Guest User
September 18, 2024
We stayed at this hotel for three nights (two rooms) for a family reunion. The staff members were outwardly nice at first. Then everything changed. The A/C in the room wouldn’t go down below 22.5 degrees Celsius so, drenched in sweat in the middle of the night, we called the front desk, and they “lifted” the block over the A/C (which is ridiculous for a supposedly “luxury” hotel in the hot summer of Greece, to begin with). Then the cheap Nespresso machines in our rooms didn’t work properly, and after raising the issue with staff three times, nothing happened. The lighting in the room is silly—an annoying number of switches that one has to waste time on figuring out. A day before checkout, a staff member reminded me that checkout time is at 11 am, meaning we had to vacate the rooms by then. Later she justified her remark by saying she was trying to see if I needed late checkout as a Gold Elite member, but she didn’t ask me whether I needed late checkout. At checkout, it was took forever to get an actual bill for the two rooms (this hotel doesn’t email guests a folio with the bill like other Marriott properties), and I saw one of the front desk people roll her eyes at the other when I insisted on receiving a bill with itemized charges. At the end, no one offered to help us with our bags—my 87-year-old mother was carrying a bag with great difficulty, yet the initially “nice” staff, including the valet, just stood there.
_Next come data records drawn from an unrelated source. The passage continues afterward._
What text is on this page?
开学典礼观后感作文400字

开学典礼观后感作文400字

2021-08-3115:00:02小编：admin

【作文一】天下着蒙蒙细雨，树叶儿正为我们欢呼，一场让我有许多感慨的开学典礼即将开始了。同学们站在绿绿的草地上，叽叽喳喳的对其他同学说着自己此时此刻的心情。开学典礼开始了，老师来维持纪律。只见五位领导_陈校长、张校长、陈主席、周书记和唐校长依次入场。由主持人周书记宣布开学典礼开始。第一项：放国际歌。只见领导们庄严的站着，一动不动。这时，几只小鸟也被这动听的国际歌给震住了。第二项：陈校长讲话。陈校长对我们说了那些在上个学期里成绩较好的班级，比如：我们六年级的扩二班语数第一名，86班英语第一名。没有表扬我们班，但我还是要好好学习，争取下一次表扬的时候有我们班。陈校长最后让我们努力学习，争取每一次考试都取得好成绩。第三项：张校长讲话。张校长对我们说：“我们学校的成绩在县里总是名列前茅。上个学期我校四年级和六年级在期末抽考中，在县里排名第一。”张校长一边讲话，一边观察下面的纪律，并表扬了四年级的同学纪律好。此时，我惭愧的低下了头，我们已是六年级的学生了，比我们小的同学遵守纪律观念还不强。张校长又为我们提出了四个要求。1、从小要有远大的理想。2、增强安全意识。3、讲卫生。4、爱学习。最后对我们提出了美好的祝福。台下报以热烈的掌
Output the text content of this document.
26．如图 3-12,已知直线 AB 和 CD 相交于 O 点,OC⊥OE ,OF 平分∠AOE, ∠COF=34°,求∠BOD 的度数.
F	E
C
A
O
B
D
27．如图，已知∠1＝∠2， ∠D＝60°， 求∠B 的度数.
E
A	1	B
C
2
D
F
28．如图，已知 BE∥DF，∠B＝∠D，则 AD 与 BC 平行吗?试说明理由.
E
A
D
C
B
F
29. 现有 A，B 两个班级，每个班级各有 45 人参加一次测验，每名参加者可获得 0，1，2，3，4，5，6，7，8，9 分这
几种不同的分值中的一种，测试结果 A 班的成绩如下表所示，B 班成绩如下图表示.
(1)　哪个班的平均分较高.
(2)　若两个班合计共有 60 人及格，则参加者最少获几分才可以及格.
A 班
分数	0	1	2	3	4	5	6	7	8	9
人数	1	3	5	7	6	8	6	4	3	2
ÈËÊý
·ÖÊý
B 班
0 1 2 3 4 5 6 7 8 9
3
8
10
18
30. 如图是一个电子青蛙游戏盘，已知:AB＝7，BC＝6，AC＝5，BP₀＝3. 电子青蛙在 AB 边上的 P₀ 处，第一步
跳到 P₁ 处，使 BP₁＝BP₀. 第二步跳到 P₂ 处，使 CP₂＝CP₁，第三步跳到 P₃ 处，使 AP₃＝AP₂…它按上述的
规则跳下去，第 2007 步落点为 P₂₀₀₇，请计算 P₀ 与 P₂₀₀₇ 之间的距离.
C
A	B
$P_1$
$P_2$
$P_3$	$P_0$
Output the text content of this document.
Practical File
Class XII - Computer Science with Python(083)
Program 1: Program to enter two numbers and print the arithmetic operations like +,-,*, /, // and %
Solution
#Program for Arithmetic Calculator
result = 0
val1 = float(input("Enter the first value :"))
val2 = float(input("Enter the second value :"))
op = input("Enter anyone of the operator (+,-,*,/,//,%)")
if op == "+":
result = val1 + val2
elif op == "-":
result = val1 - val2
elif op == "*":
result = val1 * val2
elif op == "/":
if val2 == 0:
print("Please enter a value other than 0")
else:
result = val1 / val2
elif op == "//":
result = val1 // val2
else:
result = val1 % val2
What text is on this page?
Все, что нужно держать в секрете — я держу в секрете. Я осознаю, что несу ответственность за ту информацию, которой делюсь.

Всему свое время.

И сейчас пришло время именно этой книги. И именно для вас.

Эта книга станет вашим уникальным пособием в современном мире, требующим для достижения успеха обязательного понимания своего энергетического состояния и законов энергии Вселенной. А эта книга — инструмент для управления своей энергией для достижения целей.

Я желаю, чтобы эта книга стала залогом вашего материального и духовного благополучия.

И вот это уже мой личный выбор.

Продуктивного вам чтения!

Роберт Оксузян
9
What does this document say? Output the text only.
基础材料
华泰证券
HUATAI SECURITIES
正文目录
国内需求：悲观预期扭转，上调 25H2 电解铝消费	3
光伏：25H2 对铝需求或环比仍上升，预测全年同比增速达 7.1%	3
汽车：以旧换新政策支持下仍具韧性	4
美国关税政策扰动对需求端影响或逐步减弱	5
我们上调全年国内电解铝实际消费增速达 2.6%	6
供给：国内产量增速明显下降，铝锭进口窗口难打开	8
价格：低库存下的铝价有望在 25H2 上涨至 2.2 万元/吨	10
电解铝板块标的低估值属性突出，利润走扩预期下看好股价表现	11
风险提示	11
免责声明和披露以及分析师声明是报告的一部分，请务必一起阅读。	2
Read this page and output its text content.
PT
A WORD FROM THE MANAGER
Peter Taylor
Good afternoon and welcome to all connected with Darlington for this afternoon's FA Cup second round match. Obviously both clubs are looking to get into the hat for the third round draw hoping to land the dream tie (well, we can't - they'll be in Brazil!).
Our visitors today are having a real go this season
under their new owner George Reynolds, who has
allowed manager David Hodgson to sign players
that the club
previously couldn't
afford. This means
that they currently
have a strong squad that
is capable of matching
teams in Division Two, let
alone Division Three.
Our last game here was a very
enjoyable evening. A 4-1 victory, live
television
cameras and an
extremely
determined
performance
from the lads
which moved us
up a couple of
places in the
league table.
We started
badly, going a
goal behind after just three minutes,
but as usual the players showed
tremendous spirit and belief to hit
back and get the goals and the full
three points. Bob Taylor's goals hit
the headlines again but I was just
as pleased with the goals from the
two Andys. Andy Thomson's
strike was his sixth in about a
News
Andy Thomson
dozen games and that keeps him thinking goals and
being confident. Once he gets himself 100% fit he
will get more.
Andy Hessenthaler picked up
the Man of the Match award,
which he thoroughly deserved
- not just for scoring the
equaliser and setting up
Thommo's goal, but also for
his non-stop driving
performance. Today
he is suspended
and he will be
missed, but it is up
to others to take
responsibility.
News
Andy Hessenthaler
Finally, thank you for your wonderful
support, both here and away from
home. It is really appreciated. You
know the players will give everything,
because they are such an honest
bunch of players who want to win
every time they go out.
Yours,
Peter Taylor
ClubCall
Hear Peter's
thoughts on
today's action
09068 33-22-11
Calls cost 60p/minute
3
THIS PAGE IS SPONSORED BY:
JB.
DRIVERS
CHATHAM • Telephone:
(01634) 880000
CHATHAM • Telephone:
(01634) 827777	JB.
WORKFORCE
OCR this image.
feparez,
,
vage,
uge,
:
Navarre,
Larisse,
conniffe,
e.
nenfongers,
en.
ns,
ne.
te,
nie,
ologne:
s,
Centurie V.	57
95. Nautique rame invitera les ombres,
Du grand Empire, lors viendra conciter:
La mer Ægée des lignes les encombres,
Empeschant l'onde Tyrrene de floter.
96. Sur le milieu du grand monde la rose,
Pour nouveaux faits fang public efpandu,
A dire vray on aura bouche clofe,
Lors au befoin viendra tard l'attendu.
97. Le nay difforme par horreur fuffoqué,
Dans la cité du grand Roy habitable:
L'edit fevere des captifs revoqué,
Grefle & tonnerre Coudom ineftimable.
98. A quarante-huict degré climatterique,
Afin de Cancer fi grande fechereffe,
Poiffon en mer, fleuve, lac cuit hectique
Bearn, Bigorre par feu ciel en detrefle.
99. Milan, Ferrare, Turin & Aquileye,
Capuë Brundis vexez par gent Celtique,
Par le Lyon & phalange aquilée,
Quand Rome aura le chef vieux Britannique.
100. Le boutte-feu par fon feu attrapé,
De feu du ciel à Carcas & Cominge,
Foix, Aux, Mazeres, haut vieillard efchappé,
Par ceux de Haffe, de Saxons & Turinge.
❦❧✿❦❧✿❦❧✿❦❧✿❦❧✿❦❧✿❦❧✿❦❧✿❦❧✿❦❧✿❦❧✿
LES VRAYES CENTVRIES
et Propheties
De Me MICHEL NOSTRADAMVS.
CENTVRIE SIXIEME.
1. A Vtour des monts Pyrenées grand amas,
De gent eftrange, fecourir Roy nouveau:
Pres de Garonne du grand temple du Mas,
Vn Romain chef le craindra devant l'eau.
We felt as though we had been kicked out of the hotel that claims to be “luxury” and “nice.” There were nice things about the hotel, such as the location and the fact it’s new and generally nicely appointed, but our experience with the staff was that they were two-faced and/or in dire need of good guest services training. Right before this hotel, I stayed at the Nagoya Marriott in Japan (cheaper than this hotel), and would recommend the MonAsty take a lesson in guest services by the Nagoya Marriott staff.